On the other hand, I also had particularly memorable experiences. I folded 1,000 paper cranes and hung them up at the Peace Memorial Museum in Hiroshima. I helped construct a haunted house for the culture festival at my school. I made pokemon pogs for my host-brother. I was surprised with an elaborate party on my birthday by my classmates. I saw the Daibutsu (a giant bronze statue of Buddha) in Nara. I spoke with geishas in Kyoto. I rode on the bullet train. I inspired a classmate’s English speech that ended up winning her a trip to California. I fed and played with Japanese snow monkeys. I even tried eating cow stomach, raw squid, jellyfish, pig tongue, horse, and cow intestines.

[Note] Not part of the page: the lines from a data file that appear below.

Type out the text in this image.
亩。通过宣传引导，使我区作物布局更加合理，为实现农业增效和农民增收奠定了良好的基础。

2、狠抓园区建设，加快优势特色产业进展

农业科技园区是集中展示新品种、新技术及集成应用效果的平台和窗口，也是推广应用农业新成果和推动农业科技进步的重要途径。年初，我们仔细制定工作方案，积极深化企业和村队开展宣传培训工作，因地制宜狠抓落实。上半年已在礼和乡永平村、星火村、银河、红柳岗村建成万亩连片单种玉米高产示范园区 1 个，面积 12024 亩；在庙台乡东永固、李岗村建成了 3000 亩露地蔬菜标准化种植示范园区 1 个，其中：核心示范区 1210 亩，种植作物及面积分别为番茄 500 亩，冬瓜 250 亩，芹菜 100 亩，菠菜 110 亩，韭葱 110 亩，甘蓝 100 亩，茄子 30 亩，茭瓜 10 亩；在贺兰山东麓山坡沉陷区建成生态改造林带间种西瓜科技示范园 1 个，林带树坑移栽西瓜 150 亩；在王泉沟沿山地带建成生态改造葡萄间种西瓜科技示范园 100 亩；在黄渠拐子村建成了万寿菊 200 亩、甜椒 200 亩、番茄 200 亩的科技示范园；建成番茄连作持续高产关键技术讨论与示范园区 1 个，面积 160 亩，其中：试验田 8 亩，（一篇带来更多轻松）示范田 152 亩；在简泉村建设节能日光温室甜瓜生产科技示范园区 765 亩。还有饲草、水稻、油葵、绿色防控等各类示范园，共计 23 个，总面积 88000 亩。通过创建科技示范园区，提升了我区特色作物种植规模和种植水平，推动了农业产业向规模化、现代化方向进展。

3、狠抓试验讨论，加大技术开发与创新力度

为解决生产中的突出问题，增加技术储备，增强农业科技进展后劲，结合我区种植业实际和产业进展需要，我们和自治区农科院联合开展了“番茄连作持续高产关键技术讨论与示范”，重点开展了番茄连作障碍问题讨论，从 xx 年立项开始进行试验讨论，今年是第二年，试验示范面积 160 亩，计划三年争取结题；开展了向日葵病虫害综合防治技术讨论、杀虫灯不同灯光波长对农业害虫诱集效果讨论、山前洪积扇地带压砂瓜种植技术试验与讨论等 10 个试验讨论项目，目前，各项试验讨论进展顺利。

Spending an entire year in Japan was a huge challenge. At times, I felt so alone and I regretted signing myself up for such an emotionally draining experience; but through all the trials and tribulations shines an irreplaceable life experience. My perspective of the world changed. My attitude changed. My self-esteem changed. I saw things in my future I would have never even considered before. Looking back on that year, I realize that I went to Japan as a child and I returned home an adult. I learned how to adapt to my environment, embrace the unknown, laugh at my mistakes, accept things that are out of my control, be positive, and to always do my best.

2008 was a great year. I look back on all the good and the bad (and even the ugly!) of studying abroad in Japan and I can only smile. There are certainly things that I could have done better, but I would not change a single aspect of my experience, whether hardship or accomplishment. This really was a once-in-a-lifetime experience and there isn't a day that goes by that I don't miss it; but above all, I am so grateful that I had the opportunity to study abroad. Without it, I would not be the person that I am today.